Consider the following classification techniques on the data:
- Decision Trees
- Logistic Regression, using Ridge and Lasso.
- Random forest
- Boosted trees
Selection of Parameters for modelling
The dataset is divided into two sets - training and testing using 60-40 split and then used on different models created using decision trees, logistic regression, random forest and boosted trees. Earlier we removed the redundant variables using various experiments such as based on intuition, missing value percentage, correlation and much more to be able to predict the target variable i.e. the number of donors in the most precise and efficient manner. In order to do this, we have followed the below steps in RapidMiner:
- Remove useless attributes
- Generate new attributes
- Remove the related old attributes
- Map the missing values to something relatable
- Replace missing values in numeric and categorical variables
- PCA on interest variables - PCA on neighbourhood variables
- PCA on promotion related variables
- PCA on government or federal designation related variables
- Remove correlated variables
- Set the independent variable role
- Perform Random forest model with weight to reduce the dimensions
- Select attributes based on the weight reduction
For instance, if we perform the PCA analysis for interest variables and see the model performance then we will run the Neighbourhood_PCA and check the performance and so on until we get the final set of attributes.
At the end of this and some more rounds, we get the best group of variables that will be used for further modeling and ultimately predict the outcome variable - TARGET_B.
Logistic Regression (Ridge Lasso)
Gradient Boosted Trees
The best out of the above models is the Random Forest model including PCA, number of trees = 500 and depth = 20. This model has an accuracy of 79.67% and recall of 49.2. In order to reduce the risk of classifying a donor as a non-donor, we’ve got to choose a model with the highest recall.
The given dataset contains a higher proportion of donors to compensate for the low amount of donors as compared to the original dataset. This oversampling is done so that sufficient information can be retrieved from the donors to accurately construct the models. By ensuring that the proportion of donors to non-donors is nearly equal, the effect of bias on the model is reduced. We can be confident that the models will capture the patterns corresponding to both the classes (donors and non-donors) as a result of this weighted sampling. Since the response rate in the original dataset is only 5.1%, if we construct a model based on this, almost no relevant information regarding the interaction of the variables with donors can be acquired.
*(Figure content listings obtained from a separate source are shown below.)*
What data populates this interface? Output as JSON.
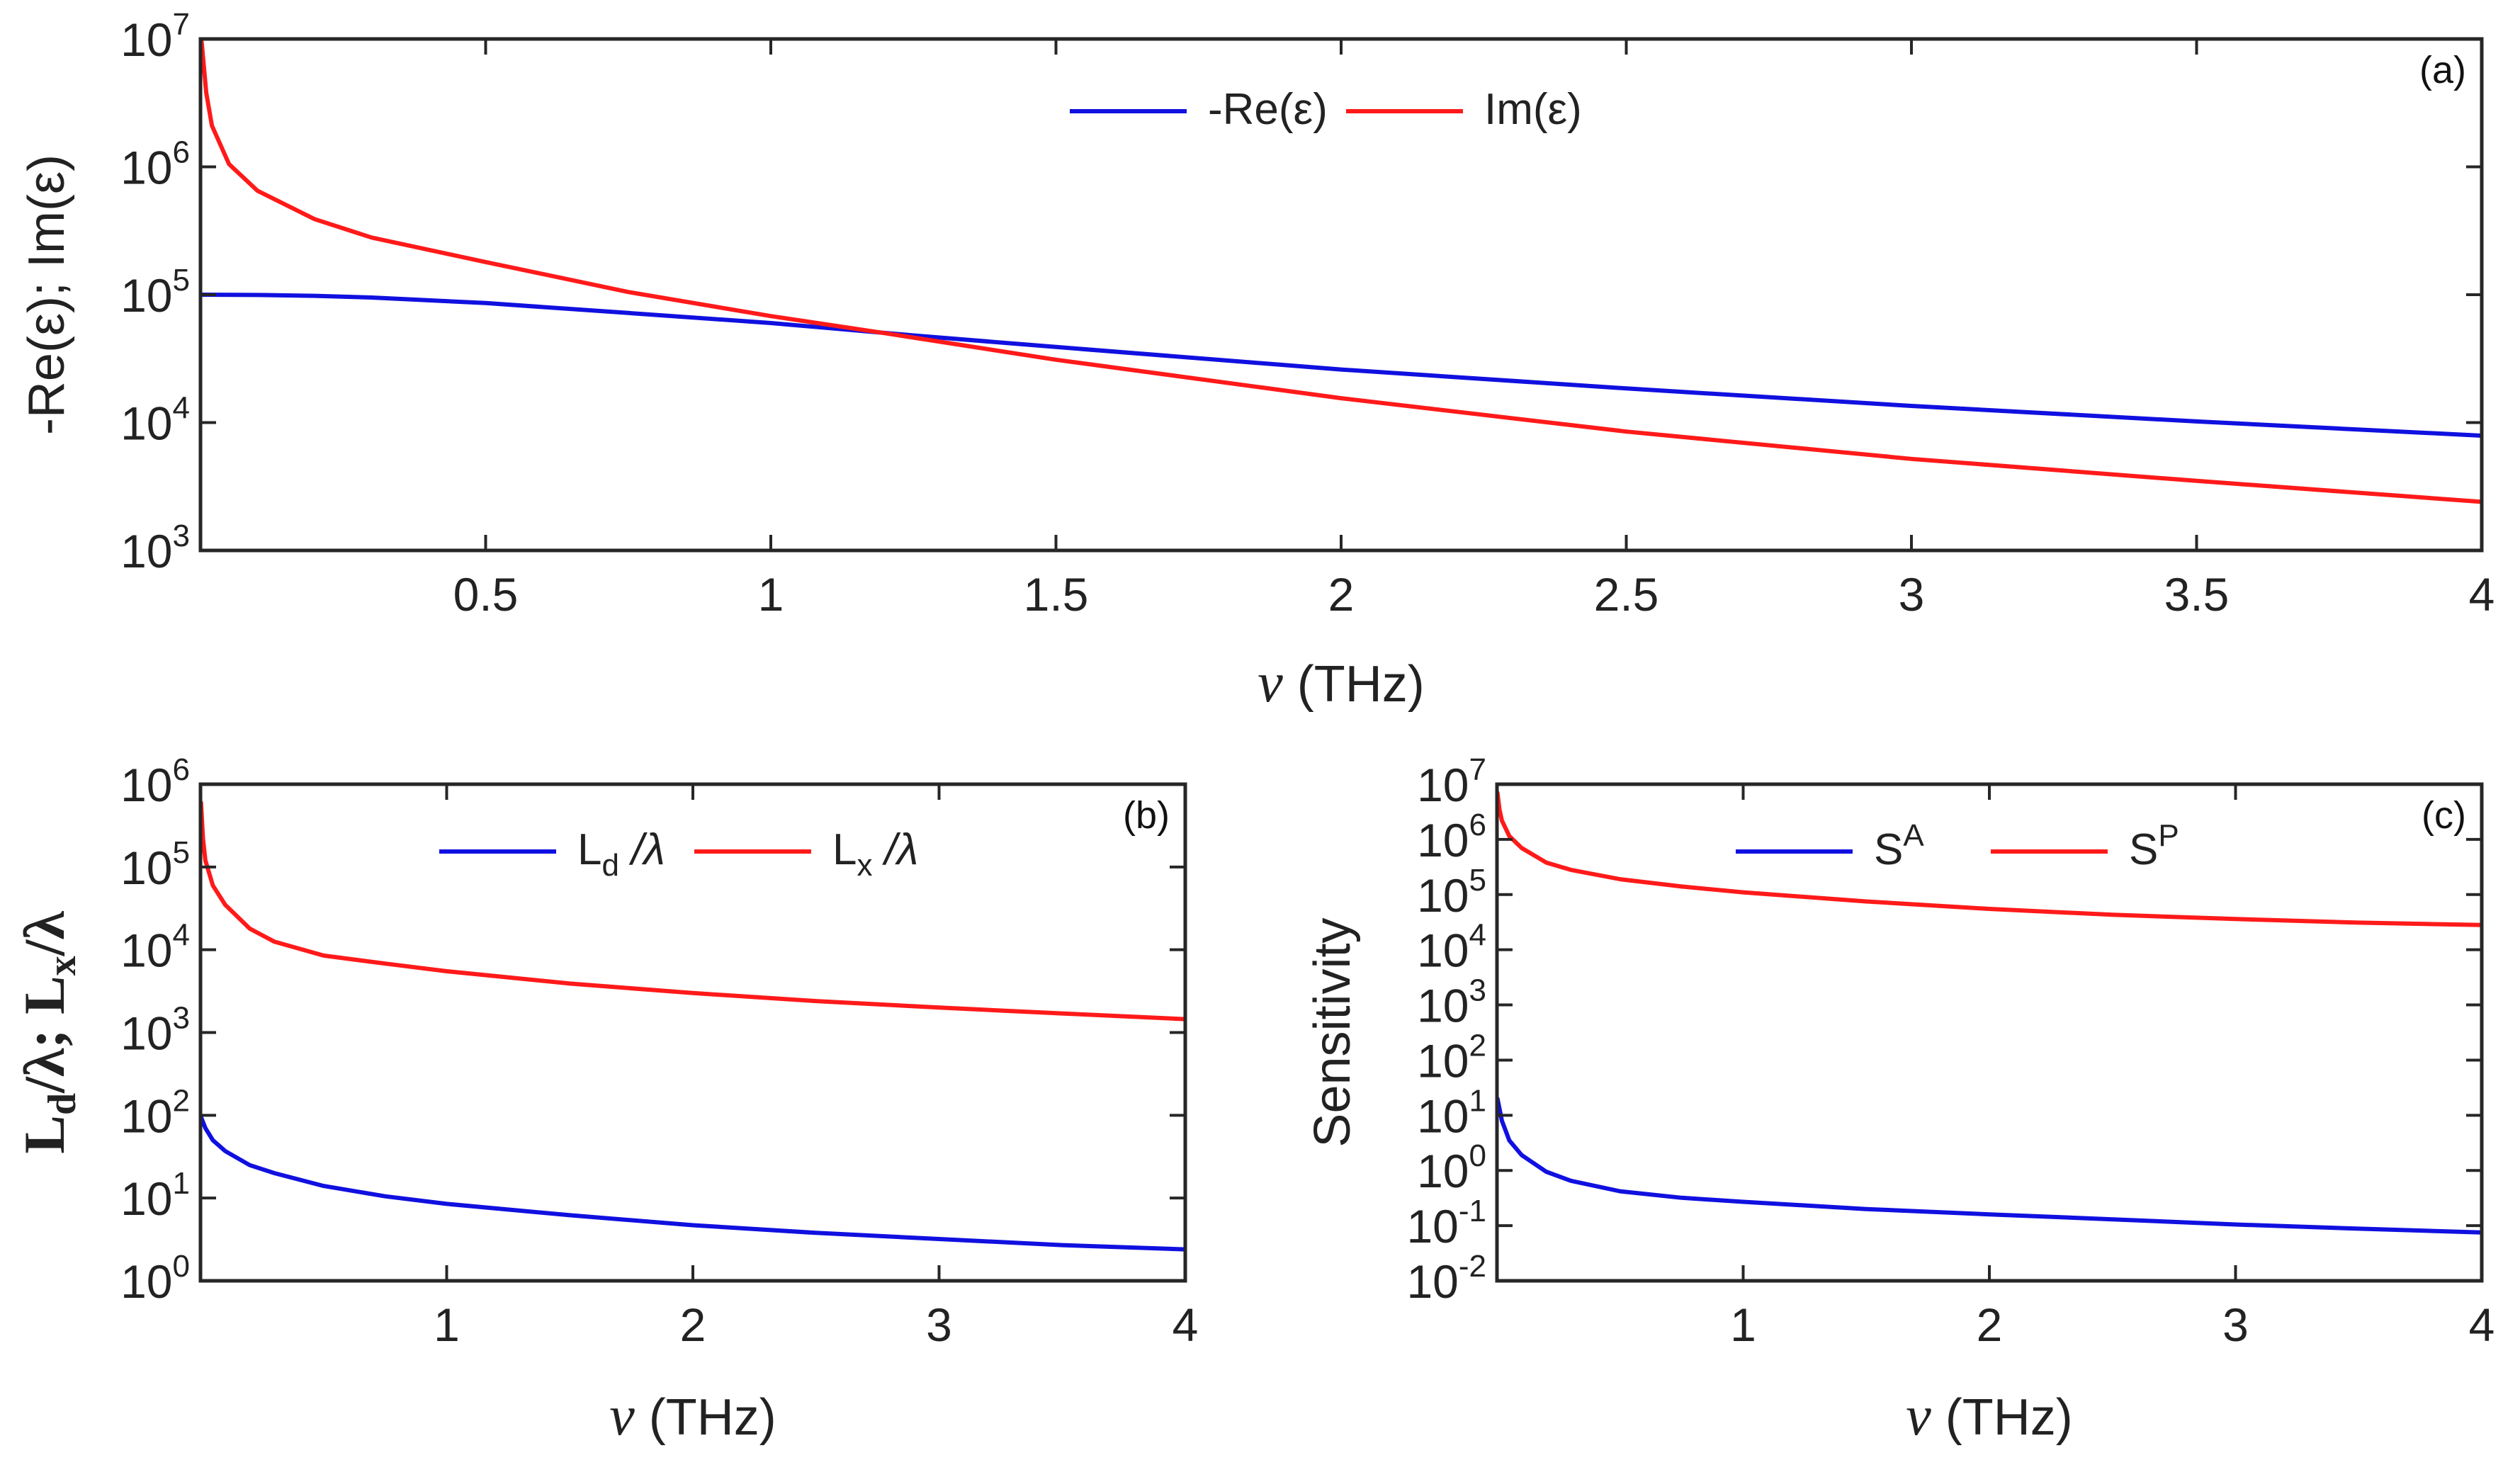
{
  "figure": {
    "colors": {
      "series_blue": "#1010e0",
      "series_red": "#ff1a1a",
      "axis": "#262626"
    }
  },
  "chart_data": [
    {
      "id": "a",
      "type": "line",
      "panel_label": "(a)",
      "xlabel_symbol": "ν",
      "xlabel_unit": " (THz)",
      "ylabel": "-Re(ε); Im(ε)",
      "xscale": "linear",
      "yscale": "log",
      "xlim": [
        0,
        4
      ],
      "ylim": [
        1000,
        10000000
      ],
      "xticks": [
        0.5,
        1,
        1.5,
        2,
        2.5,
        3,
        3.5,
        4
      ],
      "xtick_labels": [
        "0.5",
        "1",
        "1.5",
        "2",
        "2.5",
        "3",
        "3.5",
        "4"
      ],
      "yticks": [
        1000,
        10000,
        100000,
        1000000,
        10000000
      ],
      "ytick_labels": [
        {
          "base": "10",
          "exp": "3"
        },
        {
          "base": "10",
          "exp": "4"
        },
        {
          "base": "10",
          "exp": "5"
        },
        {
          "base": "10",
          "exp": "6"
        },
        {
          "base": "10",
          "exp": "7"
        }
      ],
      "legend_location": "top-center",
      "series": [
        {
          "name": "-Re(ε)",
          "color": "#1010e0",
          "x": [
            0.002,
            0.1,
            0.2,
            0.3,
            0.5,
            0.75,
            1.0,
            1.25,
            1.5,
            2.0,
            2.5,
            3.0,
            3.5,
            4.0
          ],
          "y": [
            100000,
            99500,
            98000,
            95000,
            86000,
            72000,
            60000,
            48000,
            39000,
            26000,
            18500,
            13500,
            10200,
            7900
          ]
        },
        {
          "name": "Im(ε)",
          "color": "#ff1a1a",
          "x": [
            0.002,
            0.01,
            0.02,
            0.05,
            0.1,
            0.2,
            0.3,
            0.5,
            0.75,
            1.0,
            1.2,
            1.5,
            2.0,
            2.5,
            3.0,
            3.5,
            4.0
          ],
          "y": [
            9500000,
            3800000,
            2100000,
            1050000,
            650000,
            390000,
            280000,
            180000,
            105000,
            68000,
            50000,
            31000,
            15500,
            8500,
            5200,
            3500,
            2400
          ]
        }
      ]
    },
    {
      "id": "b",
      "type": "line",
      "panel_label": "(b)",
      "xlabel_symbol": "ν",
      "xlabel_unit": " (THz)",
      "ylabel_parts": [
        "L",
        "d",
        "/λ; L",
        "x",
        "/λ"
      ],
      "xscale": "linear",
      "yscale": "log",
      "xlim": [
        0,
        4
      ],
      "ylim": [
        1,
        1000000
      ],
      "xticks": [
        1,
        2,
        3,
        4
      ],
      "xtick_labels": [
        "1",
        "2",
        "3",
        "4"
      ],
      "yticks": [
        1,
        10,
        100,
        1000,
        10000,
        100000,
        1000000
      ],
      "ytick_labels": [
        {
          "base": "10",
          "exp": "0"
        },
        {
          "base": "10",
          "exp": "1"
        },
        {
          "base": "10",
          "exp": "2"
        },
        {
          "base": "10",
          "exp": "3"
        },
        {
          "base": "10",
          "exp": "4"
        },
        {
          "base": "10",
          "exp": "5"
        },
        {
          "base": "10",
          "exp": "6"
        }
      ],
      "legend_location": "top-center",
      "legend_labels": [
        {
          "main": "L",
          "sub": "d",
          "tail": " /λ"
        },
        {
          "main": "L",
          "sub": "x",
          "tail": " /λ"
        }
      ],
      "series": [
        {
          "name": "Ld/λ",
          "color": "#1010e0",
          "x": [
            0.002,
            0.02,
            0.05,
            0.1,
            0.2,
            0.3,
            0.5,
            0.75,
            1.0,
            1.5,
            2.0,
            2.5,
            3.0,
            3.5,
            4.0
          ],
          "y": [
            95,
            70,
            50,
            37,
            25,
            20,
            14,
            10.5,
            8.5,
            6.2,
            4.7,
            3.8,
            3.2,
            2.7,
            2.4
          ]
        },
        {
          "name": "Lx/λ",
          "color": "#ff1a1a",
          "x": [
            0.002,
            0.01,
            0.02,
            0.05,
            0.1,
            0.2,
            0.3,
            0.5,
            0.75,
            1.0,
            1.5,
            2.0,
            2.5,
            3.0,
            3.5,
            4.0
          ],
          "y": [
            600000,
            220000,
            120000,
            60000,
            35000,
            18000,
            12500,
            8500,
            6800,
            5500,
            3900,
            3000,
            2400,
            2000,
            1700,
            1450
          ]
        }
      ]
    },
    {
      "id": "c",
      "type": "line",
      "panel_label": "(c)",
      "xlabel_symbol": "ν",
      "xlabel_unit": " (THz)",
      "ylabel": "Sensitivity",
      "xscale": "linear",
      "yscale": "log",
      "xlim": [
        0,
        4
      ],
      "ylim": [
        0.01,
        10000000
      ],
      "xticks": [
        1,
        2,
        3,
        4
      ],
      "xtick_labels": [
        "1",
        "2",
        "3",
        "4"
      ],
      "yticks": [
        0.01,
        0.1,
        1,
        10,
        100,
        1000,
        10000,
        100000,
        1000000,
        10000000
      ],
      "ytick_labels": [
        {
          "base": "10",
          "exp": "-2"
        },
        {
          "base": "10",
          "exp": "-1"
        },
        {
          "base": "10",
          "exp": "0"
        },
        {
          "base": "10",
          "exp": "1"
        },
        {
          "base": "10",
          "exp": "2"
        },
        {
          "base": "10",
          "exp": "3"
        },
        {
          "base": "10",
          "exp": "4"
        },
        {
          "base": "10",
          "exp": "5"
        },
        {
          "base": "10",
          "exp": "6"
        },
        {
          "base": "10",
          "exp": "7"
        }
      ],
      "legend_location": "top-center",
      "legend_labels": [
        {
          "main": "S",
          "sup": "A"
        },
        {
          "main": "S",
          "sup": "P"
        }
      ],
      "series": [
        {
          "name": "SA",
          "color": "#1010e0",
          "x": [
            0.002,
            0.02,
            0.05,
            0.1,
            0.2,
            0.3,
            0.5,
            0.75,
            1.0,
            1.5,
            2.0,
            2.5,
            3.0,
            3.5,
            4.0
          ],
          "y": [
            20,
            8,
            3.5,
            1.9,
            0.95,
            0.65,
            0.42,
            0.32,
            0.27,
            0.2,
            0.16,
            0.13,
            0.105,
            0.088,
            0.075
          ]
        },
        {
          "name": "SP",
          "color": "#ff1a1a",
          "x": [
            0.002,
            0.01,
            0.02,
            0.05,
            0.1,
            0.2,
            0.3,
            0.5,
            0.75,
            1.0,
            1.5,
            2.0,
            2.5,
            3.0,
            3.5,
            4.0
          ],
          "y": [
            7000000,
            3500000,
            2200000,
            1150000,
            700000,
            380000,
            280000,
            190000,
            140000,
            110000,
            75000,
            55000,
            43000,
            36000,
            31000,
            28000
          ]
        }
      ]
    }
  ]
}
This is because 95% of the dataset would’ve comprised of non-donors. If weighted sampling was not employed, the models based on training data would not have captured enough information to accurately predict the results. Also, as the dataset contains 480 variables, we need to accurately capture the effect each variable has on both donors and non-donors. As we are dealing with a weighted dataset, considering only ‘accuracy’ would not be a good decision. While calculating ‘accuracy’ we consider the total population. Since the total population parameter is weighted, the value of accuracy will be inaccurate. Instead, we can use ’recall’ and ‘precision’, as the calculations of these parameters do not include the weighted total population. From the information obtained, we can develop ROC curves and decide on the best model. In order to achieve Max Net Profit, we need to capture the maximum number of donors. Therefore, we concentrate on the recall and precision of the models in order to evaluate them.